The Falkland Islands are set to have another bumper year of Illex squid catches with 150,000 tons already caught this season. Last year the fishery had a record catch of over 306,000 tons. It is, “a record catch at this point in the season, at least in the last 25 years of the fishery” Senior Scientist at the Falkland Islands Fisheries Department Dr Sasha Arkhipkin, told Penguin News.
This year Illex is in such abundance that during the last few days captains in the Loligo fishery have been astonished to find themselves catching 40-70 tons of Illex instead of Loligo. (On the downside such a large migration of Illex into Loligo fishing grounds may impact on the amount of Falklands calamari both during this and especially second seasons, as Illex predates on small Loligo.)
Back in the Illex fishery captains and crew are delighted with mean daily catches varying between 30 tons and 47 tons per night. Dr. Arkhipkin said: “Some jiggers had as much as 130 tons of squid per night.”
On Wednesday the daily catch hit a new record with 7,934 tons of squid taken by jiggers and trawlers. Dr. Arkhipkin said this was quite unusual for this period of time.
“Dense aggregations of Illex appeared early from the Argentinean EEZ in the western part of FICZ. For the first time in the fishery’s history, Illex aggregations spread to the south of the Falkland Islands.”
But what’s the cause? “After three cold years in a row, this year the sea water temperatures are back to normal”.

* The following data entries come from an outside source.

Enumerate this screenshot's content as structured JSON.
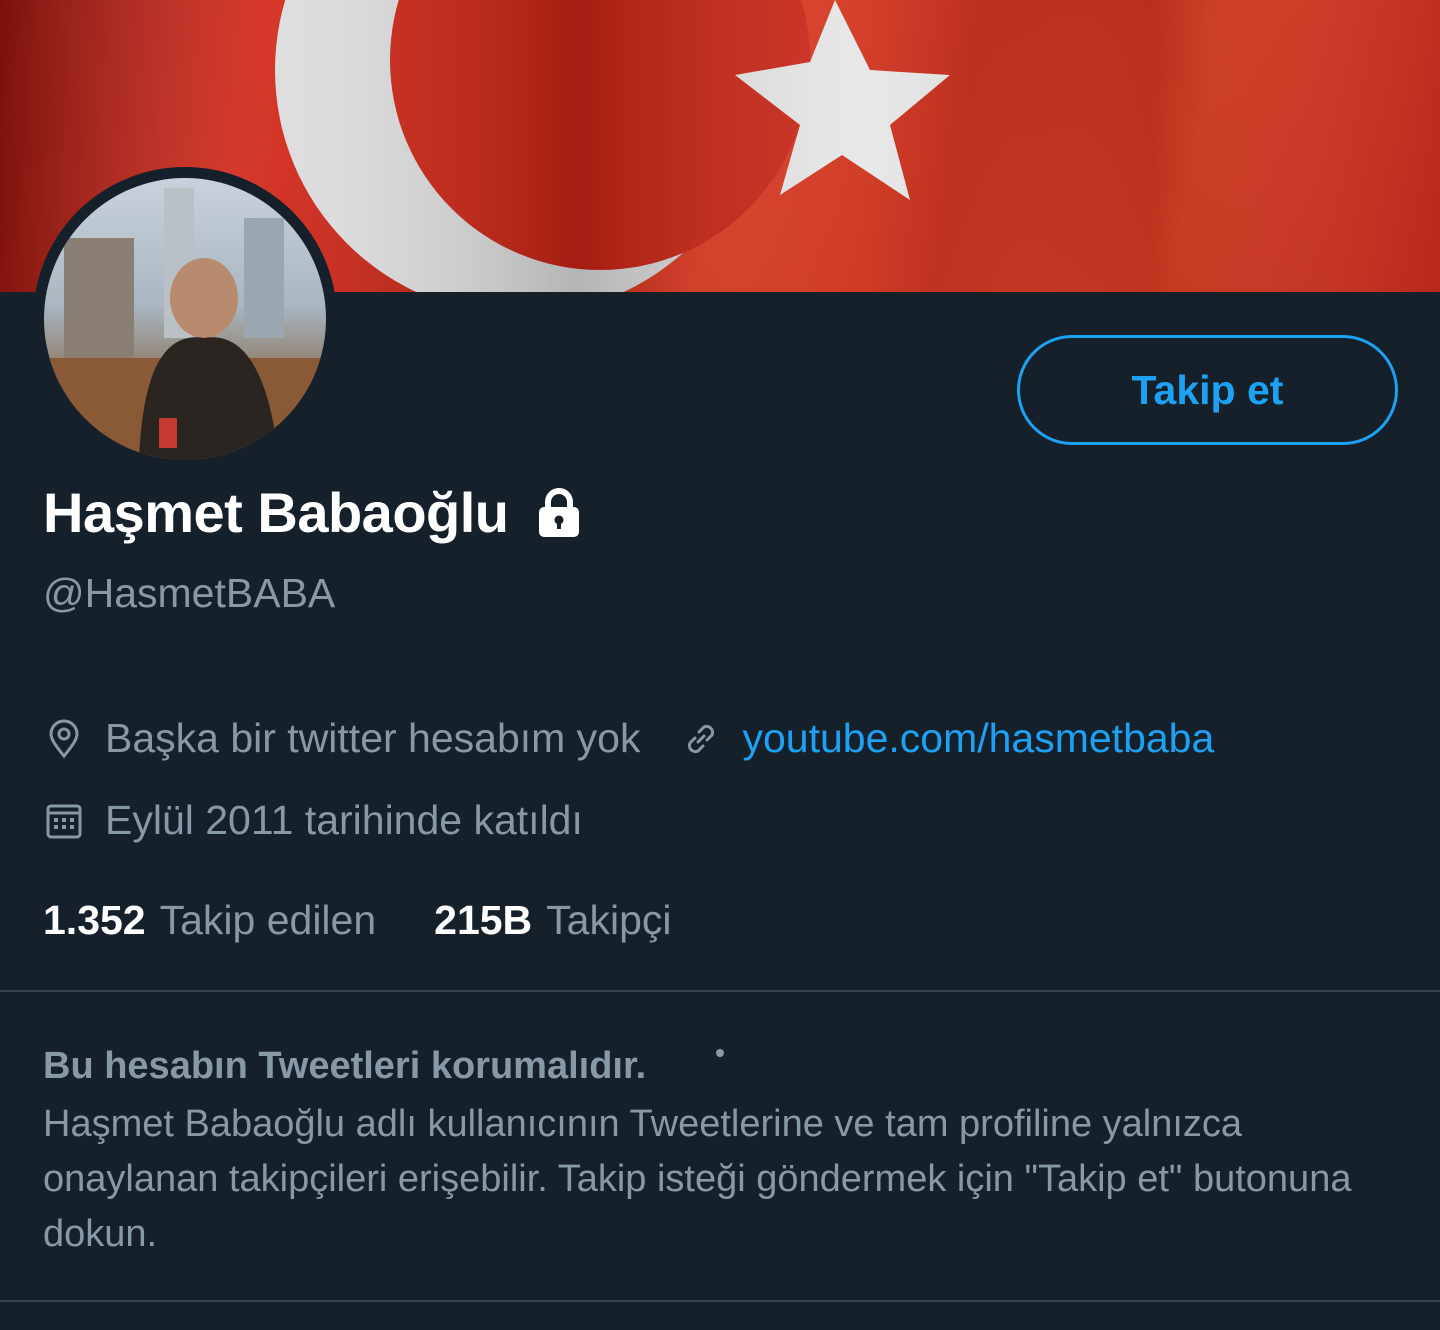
{
  "banner": {
    "alt": "turkish-flag-banner"
  },
  "profile": {
    "name": "Haşmet Babaoğlu",
    "handle": "@HasmetBABA",
    "follow_label": "Takip et",
    "location": "Başka bir twitter hesabım yok",
    "website": "youtube.com/hasmetbaba",
    "joined": "Eylül 2011 tarihinde katıldı",
    "following_count": "1.352",
    "following_label": "Takip edilen",
    "followers_count": "215B",
    "followers_label": "Takipçi"
  },
  "protected_notice": {
    "title": "Bu hesabın Tweetleri korumalıdır.",
    "body": "Haşmet Babaoğlu adlı kullanıcının Tweetlerine ve tam profiline yalnızca onaylanan takipçileri erişebilir. Takip isteği göndermek için \"Takip et\" butonuna dokun."
  },
  "colors": {
    "background": "#15202b",
    "accent": "#1da1f2",
    "secondary_text": "#8899a6",
    "divider": "#38444d"
  },
  "icons": [
    "lock-icon",
    "location-icon",
    "link-icon",
    "calendar-icon"
  ]
}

“The warm water inflow (9- 11ºC) had already formed in the northern part of Falkland Zones at the end of January and spread from the north to southeast in February, attaining its southernmost expansion down to the northern part of the Loligo Box in March,” said Dr Arkipkin
He said: “Illex squid migrated in large numbers within these waters, providing an excellent opportunity for the squid fishery.”
Virtually all 105 licensed jigging vessels (mainly Taiwanese and Korean) have fished in Falkland waters since the official opening of the Illex fishery on February 15. The vessels gradually moved from the northern part of FOCZ in the beginning of March down to the north-eastern part of FICZ in April, together with the spread of the warm-water inflow.